As Citrix Senior Vice President of Customer Experience Catherine Courage said during the keynote, “We know users don’t want complex systems, user manuals and training.” Nor do IT workers want to have to support and implement solutions that are a bear to manage and install.

And when Templeton told the crowd, “The ultimate mobile device is us” — meaning people — he wasn’t kidding. “Mobility is actually about the ability to move or be moved,” he said.

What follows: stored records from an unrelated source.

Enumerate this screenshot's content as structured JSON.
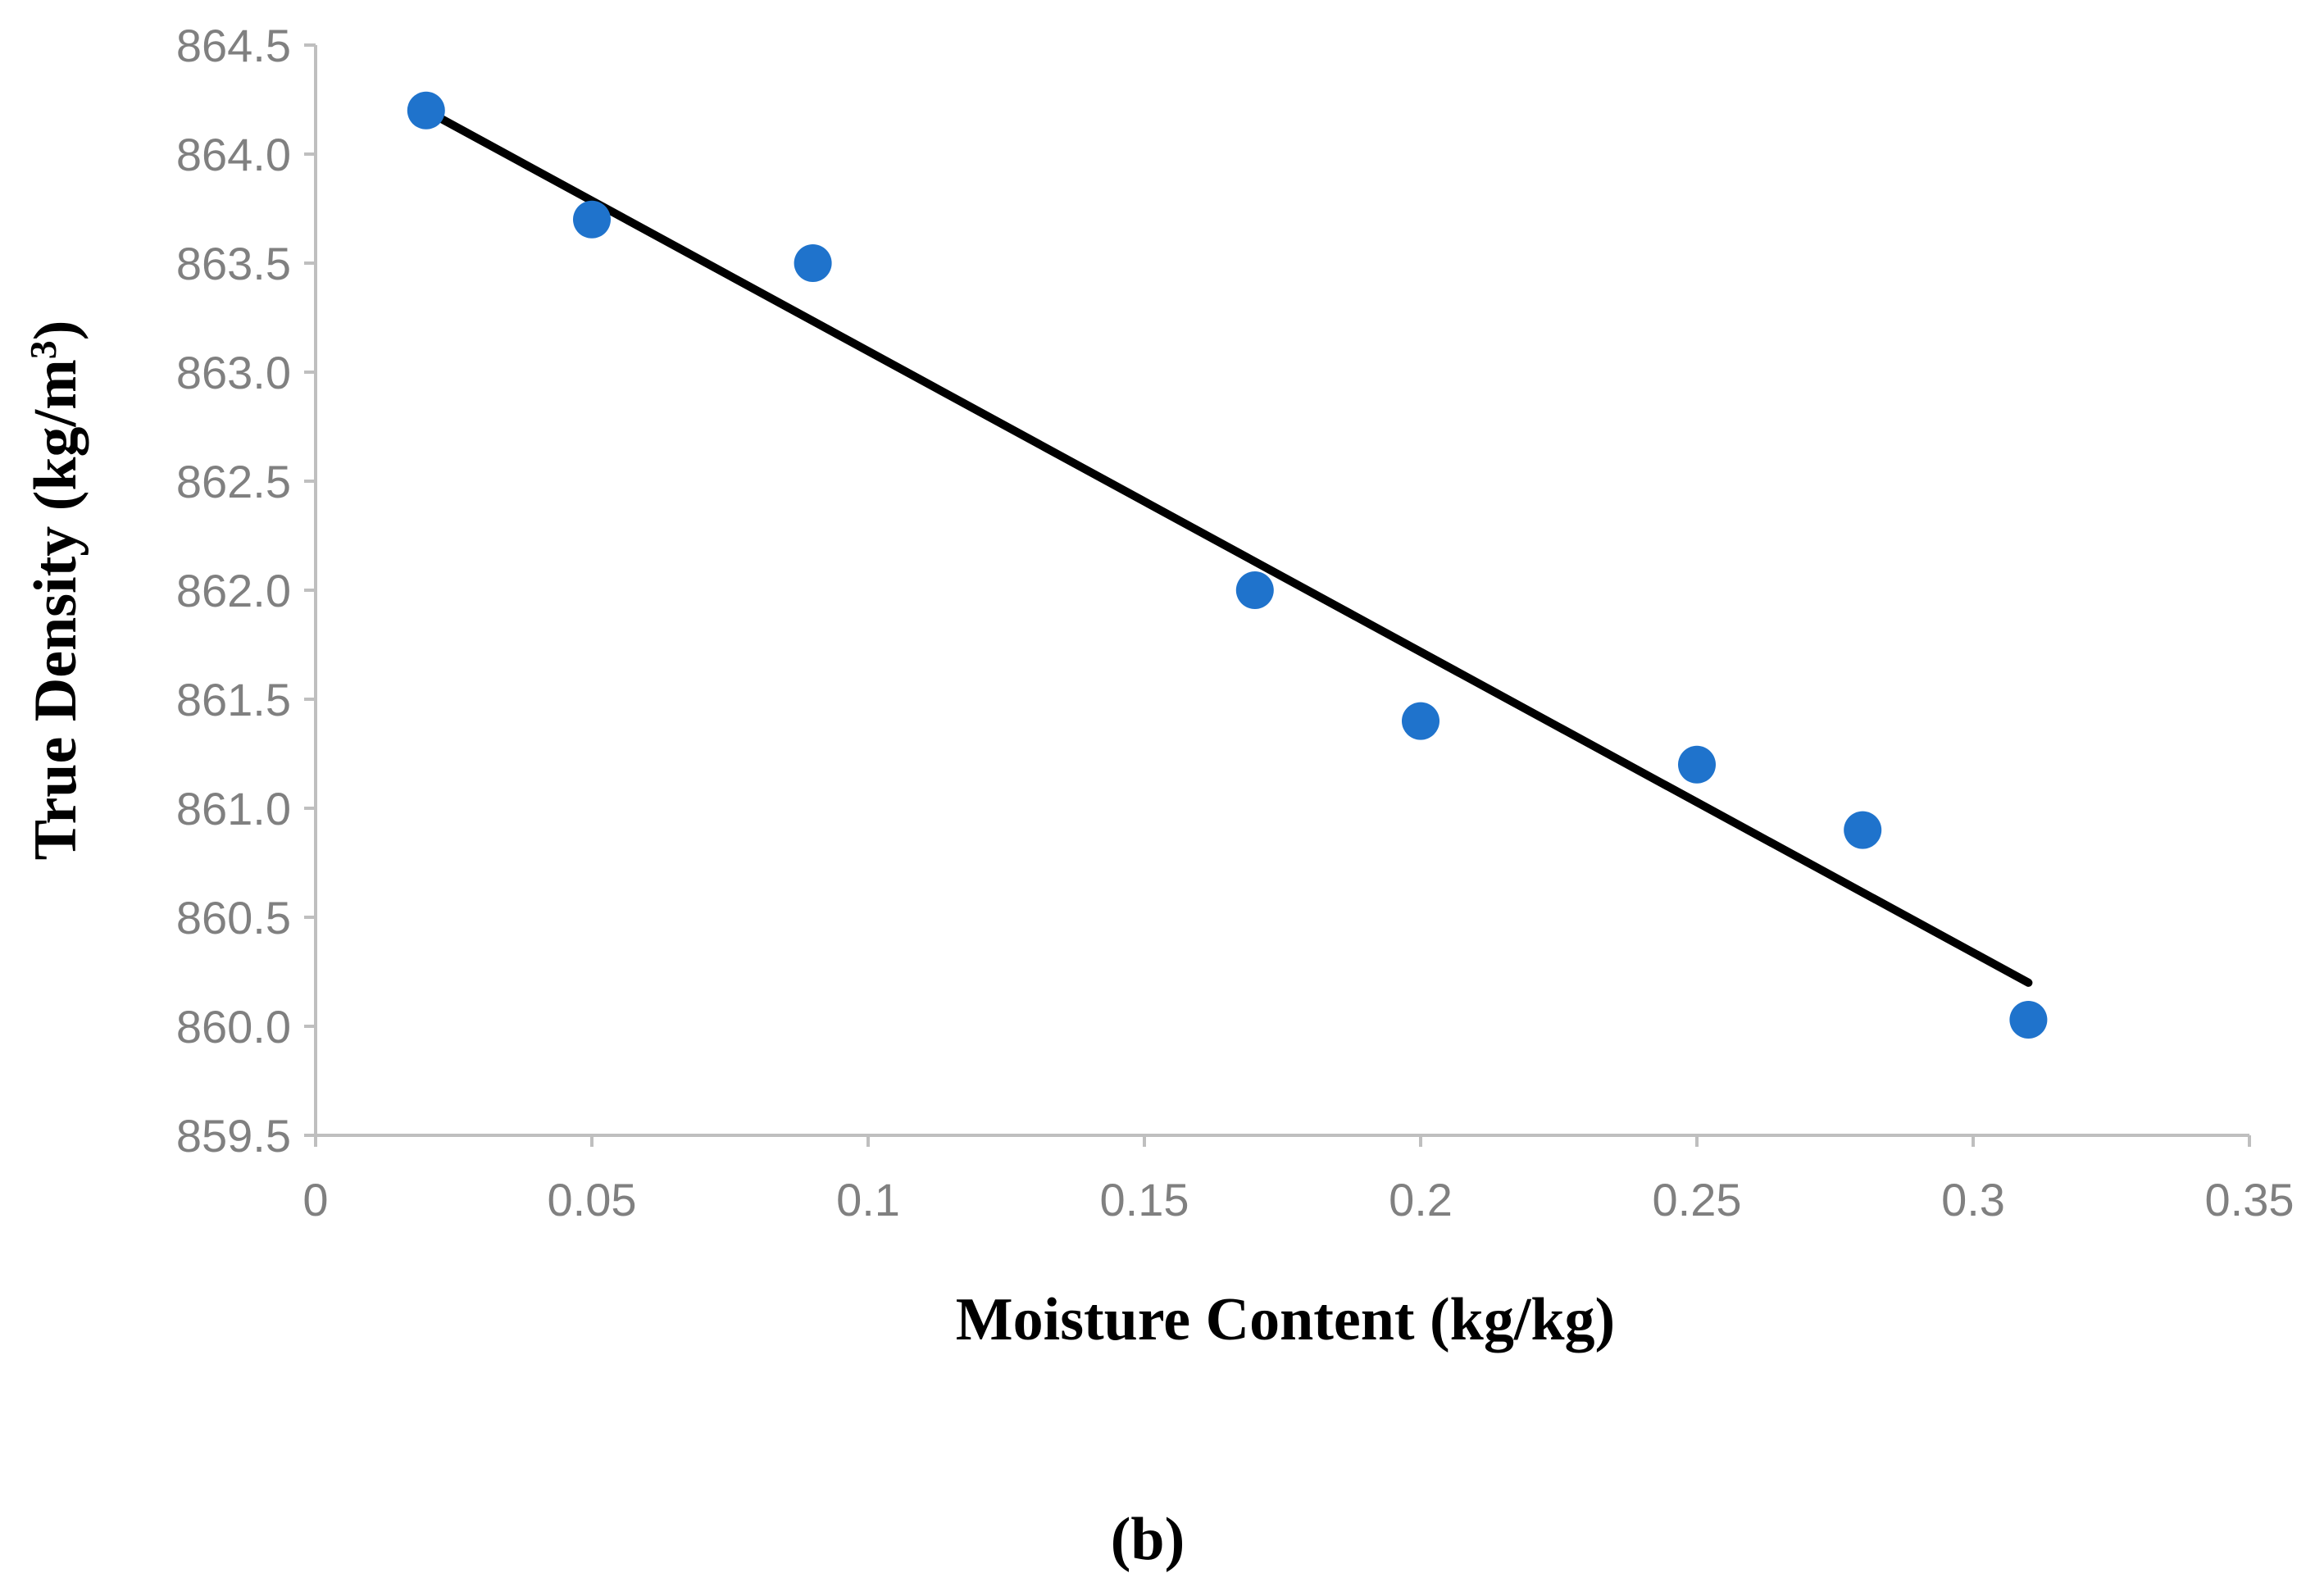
{
  "chart_data": {
    "type": "scatter",
    "title": "",
    "xlabel": "Moisture Content (kg/kg)",
    "ylabel_main": "True Density (kg/m",
    "ylabel_sup": "3",
    "ylabel_close": ")",
    "panel_label": "(b)",
    "xlim": [
      0,
      0.35
    ],
    "ylim": [
      859.5,
      864.5
    ],
    "x_ticks": [
      "0",
      "0.05",
      "0.1",
      "0.15",
      "0.2",
      "0.25",
      "0.3",
      "0.35"
    ],
    "y_ticks": [
      "859.5",
      "860.0",
      "860.5",
      "861.0",
      "861.5",
      "862.0",
      "862.5",
      "863.0",
      "863.5",
      "864.0",
      "864.5"
    ],
    "grid": false,
    "legend": "none",
    "series": [
      {
        "x": [
          0.02,
          0.05,
          0.09,
          0.17,
          0.2,
          0.25,
          0.28,
          0.31
        ],
        "y": [
          864.2,
          863.7,
          863.5,
          862.0,
          861.4,
          861.2,
          860.9,
          860.03
        ],
        "color": "#1F73CC"
      }
    ],
    "trendline": {
      "x": [
        0.02,
        0.31
      ],
      "y": [
        864.2,
        860.2
      ],
      "color": "#000000"
    }
  }
}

That is, mobility (or portability) is about the mobility of people, business, apps, data and desktops as a whole.

“We are trying to connect people who have tasks to do with the apps and the data they need,” Templeton said.

For Citrix, the overarching ethos of Synergy really comes down to this concept of mobility driving workforce engagement, which is “the most important factor for any organization — always has been,” he added.

By fully mobilizing workspace productivity and agility, businesses can be ready to respond to any situation, be it an everyday problem or a true emergency.

“There is a new engagement model for IT, about adoption and gaining trust,” Templeton said. Citrix’s purpose is to empower mobile devices and the people that use them to engender that trust.

Built from Empathy

What is the main ingredient Citrix is using to achieve a new workforce engagement model and trust? It’s simple, said Citrix Chief Marketing Officer Steve Daheb.

“Empathy is the key to connecting all the pieces together to best understand how people are working and what they truly need,” said Daheb when he took the stage.

“We are in the age of experience,” he added. “Our workplace is as unique as every one of us.”

Citrix approaches its products as a means of valuing users’ time and helping them get done what matters most to them and their businesses, he said.

Hybrid-cloud provisioning, or the ability to provision any app or desktop workload — be it through a comprehensive solution such as Workforce Suite or an adaptive and extensible cloud platform such as Workforce Services — is how Citrix intends to fulfill its promise of enhancing productivity in the age of mobility.

During the keynote, Citrix Senior Director of Executive Engagement Brad Peterson (also known as the company’s chief demo officer) walked Daheb and Courage through a few examples of how Citrix’s vision is playing out in the real world, demonstrating the Mobile Workspace in a Health IT setting.

With the technology, doctors can access complex patient information and view highly sophisticated images anywhere, on any device — smartphone, tablet, notebook or desktop — in real time.

As for the next 25 years, Templeton said Citrix’s solutions would be driven by five factors: device and network independence, any-to-any security by design, a consumer-like user experience, elastic service capacity and costs and — last but not least — what he called “designful approach to services.” The latter is an attitude to creating products and services that puts as much thought into design as the business problems and tasks they address.